By far the best single way to get unemployment down is to keep up a good run of economic growth at a robust pace. Not only does the unemployment rate go down, but the longer and stronger the expansion, the more it succeeds in bringing more marginalised groups into employment.

I've shown previous versions of the graph below: here's the up to date version, which shows (yet again) that less favoured groups suffer distressingly high rises in unemployment when the business cycle goes pear-shaped, but conversely a long expansion works its magic on everyone, even on those who tend to be on the outer. It's not perfect - rates of unemployment for some groups, notably Maori and Pasifika, are still too high - but the long post-GFC expansion has seen big falls in the unemployment rate across all groups..


Because growth alone will not deal to everything there's always a role for 'active' labour market policies that try to make the labour market work better. Residual unemployment for example could be down to things like skills mismatches: employers are looking for people with skills they don't have.
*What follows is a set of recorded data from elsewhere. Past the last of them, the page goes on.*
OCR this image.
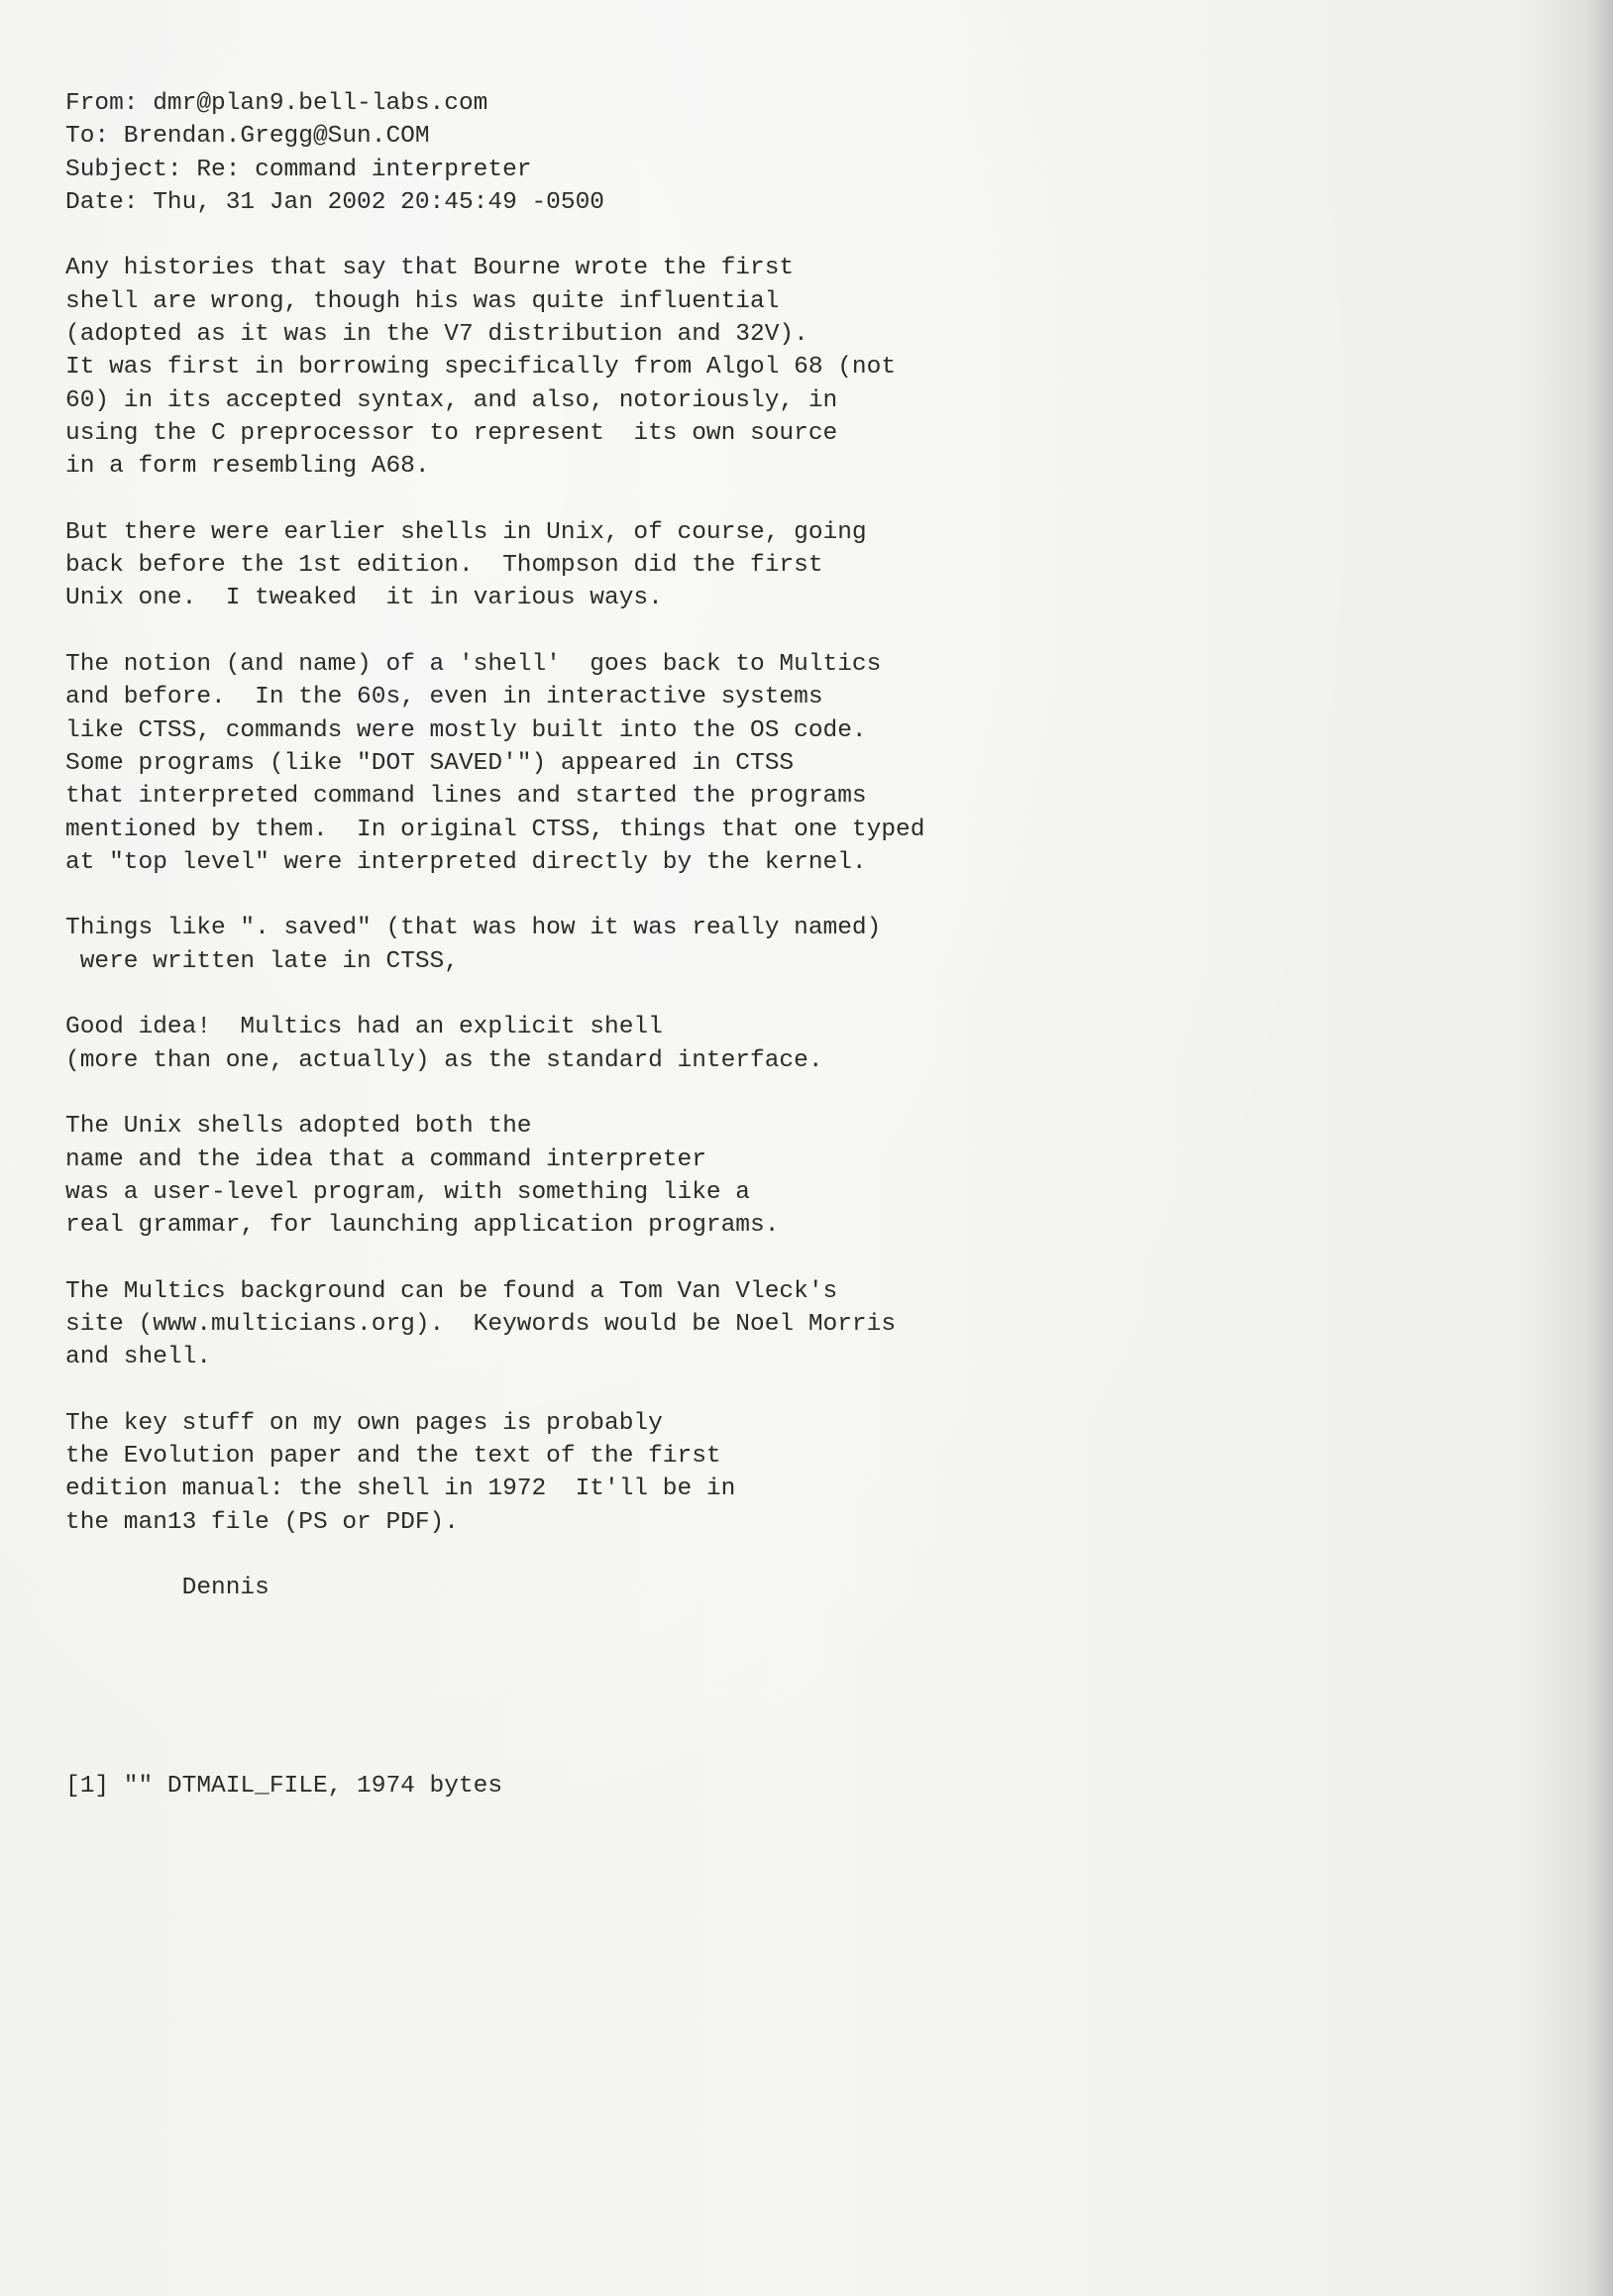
From: dmr@plan9.bell-labs.com
To: Brendan.Gregg@Sun.COM
Subject: Re: command interpreter
Date: Thu, 31 Jan 2002 20:45:49 -0500
Any histories that say that Bourne wrote the first
shell are wrong, though his was quite influential
(adopted as it was in the V7 distribution and 32V).
It was first in borrowing specifically from Algol 68 (not
60) in its accepted syntax, and also, notoriously, in
using the C preprocessor to represent  its own source
in a form resembling A68.
But there were earlier shells in Unix, of course, going
back before the 1st edition.  Thompson did the first
Unix one.  I tweaked  it in various ways.
The notion (and name) of a 'shell'  goes back to Multics
and before.  In the 60s, even in interactive systems
like CTSS, commands were mostly built into the OS code.
Some programs (like "DOT SAVED'") appeared in CTSS
that interpreted command lines and started the programs
mentioned by them.  In original CTSS, things that one typed
at "top level" were interpreted directly by the kernel.
Things like ". saved" (that was how it was really named)
were written late in CTSS,
Good idea!  Multics had an explicit shell
(more than one, actually) as the standard interface.
The Unix shells adopted both the
name and the idea that a command interpreter
was a user-level program, with something like a
real grammar, for launching application programs.
The Multics background can be found a Tom Van Vleck's
site (www.multicians.org).  Keywords would be Noel Morris
and shell.
The key stuff on my own pages is probably
the Evolution paper and the text of the first
edition manual: the shell in 1972  It'll be in
the man13 file (PS or PDF).
Dennis
[1] "" DTMAIL_FILE, 1974 bytes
Or it could be down to regional immobility: who's going to move from Northland to a job vacancy in Auckland given the cost of putting a roof over your head in Auckland? And there can be other mismatches preventing people willing to hire from signing the deal with people wanting to work.
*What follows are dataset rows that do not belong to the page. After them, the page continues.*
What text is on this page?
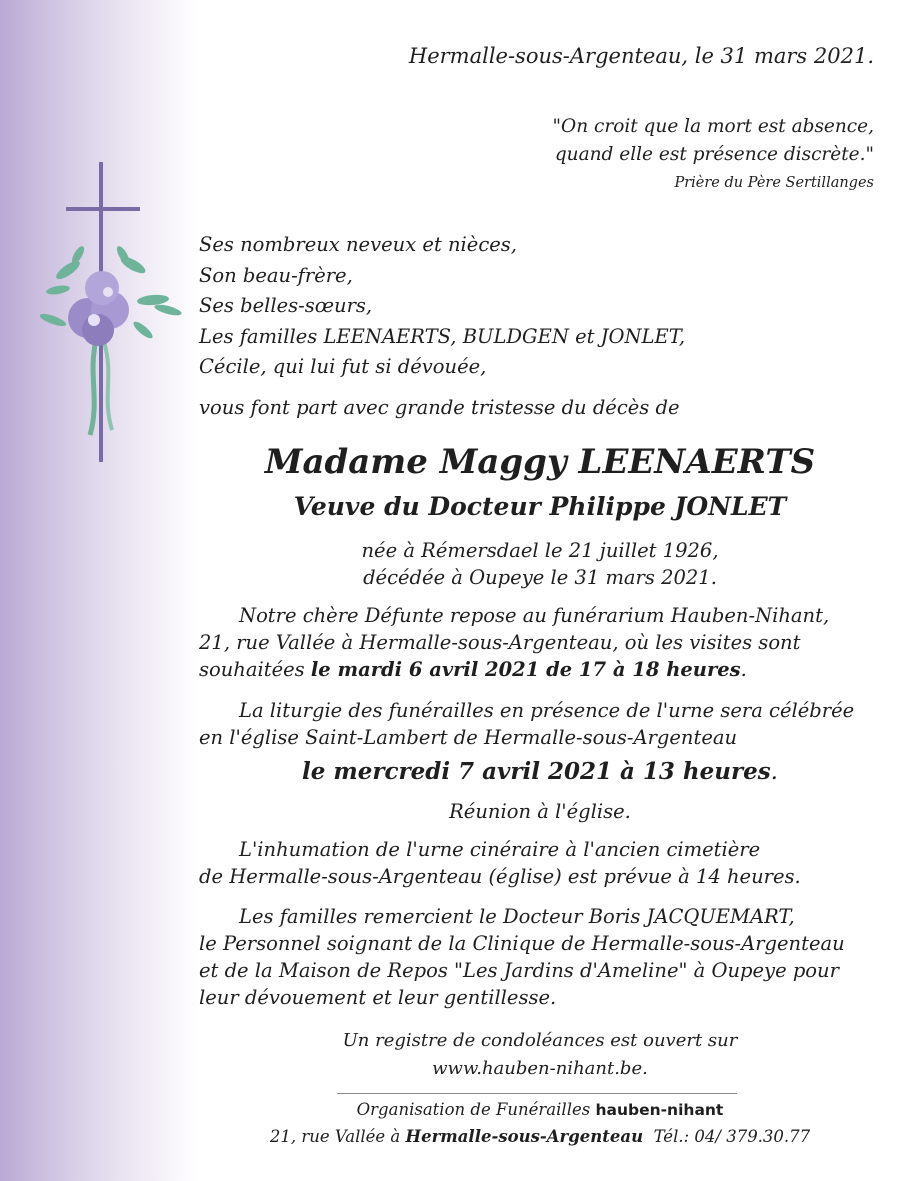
Hermalle-sous-Argenteau, le 31 mars 2021.
"On croit que la mort est absence,
quand elle est présence discrète."
Prière du Père Sertillanges
Ses nombreux neveux et nièces,
Son beau-frère,
Ses belles-sœurs,
Les familles LEENAERTS, BULDGEN et JONLET,
Cécile, qui lui fut si dévouée,
vous font part avec grande tristesse du décès de
Madame Maggy LEENAERTS
Veuve du Docteur Philippe JONLET
née à Rémersdael le 21 juillet 1926,
décédée à Oupeye le 31 mars 2021.
Notre chère Défunte repose au funérarium Hauben-Nihant,
21, rue Vallée à Hermalle-sous-Argenteau, où les visites sont
souhaitées le mardi 6 avril 2021 de 17 à 18 heures.
La liturgie des funérailles en présence de l'urne sera célébrée
en l'église Saint-Lambert de Hermalle-sous-Argenteau
le mercredi 7 avril 2021 à 13 heures.
Réunion à l'église.
L'inhumation de l'urne cinéraire à l'ancien cimetière
de Hermalle-sous-Argenteau (église) est prévue à 14 heures.
Les familles remercient le Docteur Boris JACQUEMART,
le Personnel soignant de la Clinique de Hermalle-sous-Argenteau
et de la Maison de Repos "Les Jardins d'Ameline" à Oupeye pour
leur dévouement et leur gentillesse.
Un registre de condoléances est ouvert sur
www.hauben-nihant.be.
Organisation de Funérailles hauben-nihant
21, rue Vallée à Hermalle-sous-Argenteau Tél.: 04/ 379.30.77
There's a brilliant new bit of research out looking at active labour market policies, and which ones work. They're not just any old active policies: they're ones where there was a control group experiment, where you can see how those who went through the programme fared compared to those who didn't, which is how the researchers can tell if it made any difference. Here's the more readable version for the intelligent public - 'Understanding what works for active labour market policies', on the excellent Vox site - and full-blown policy tragics can get the more academic version here.

Here's the key result in terms of the impacts on earnings and employment:
If we focus on the median impact on earnings, wage subsidies and independent worker assistance ['Support to micro-entrepreneurs and independent workers'] show the greatest impact relative to the control group, with improvements of 16.7% and 16.5%, respectively. Vocational training programs have a median impact of 7.7%, while employment services show an almost negligible impact. The median impact on employment outcomes exhibits a similar pattern
Here's the graph they drew to show the results, though to be honest it's hard to see the scale of the impact with the vertical scale they've chosen to use.


They also discovered a variety of other things that make complete sense: "Individualised coaching or follow-up of the participants, training exclusively focused on a specific industry, and the provision of monetary incentives to trainees all correlate with better outcomes in vocational training programmes (the most frequent ALMPs in our dataset)", and, unsurprisingly, they also found that you get better outcomes when you run these programmes in good times rather than in the pits of a recession.

They also found (noting that cost data isn't uniformly available) that you get what you pay for. As the graph below shows, employment services programmes are cheap, but useless, while the most effective option, helping people to do their own thing, costs the most.


There's a lot we could learn from this. Currently we're down the wrong end of the OECD league ladder when it comes to what we spend on active labour market policies (as I discussed here). This research gives us a pretty clear steer on what we should do to up our game.

It's also left me wondering about our policy institutions. This research works because all over the world people have invested in randomised control trials - experiments where you try something out and compare it with what happens where it wasn't rolled out. But I can't think of many home-grown examples where we've had a go at economic policy field experiments: charter schools, maybe, but they got sat on.

My feeling is that we're too fond of the over-dirigiste 'one size fits all' approach. And our chronic political oppositionism makes both the public service and the decision-making politicians far too wary of experiments that might go wrong - even when they might hold valuable information about what works and what doesn't. There's too high a political price to pay for what will be pilloried as 'failure', and it's hindering finding out what might or might not make a real difference to those hardest to get into work. We should move on: it's time to join the adult policy world.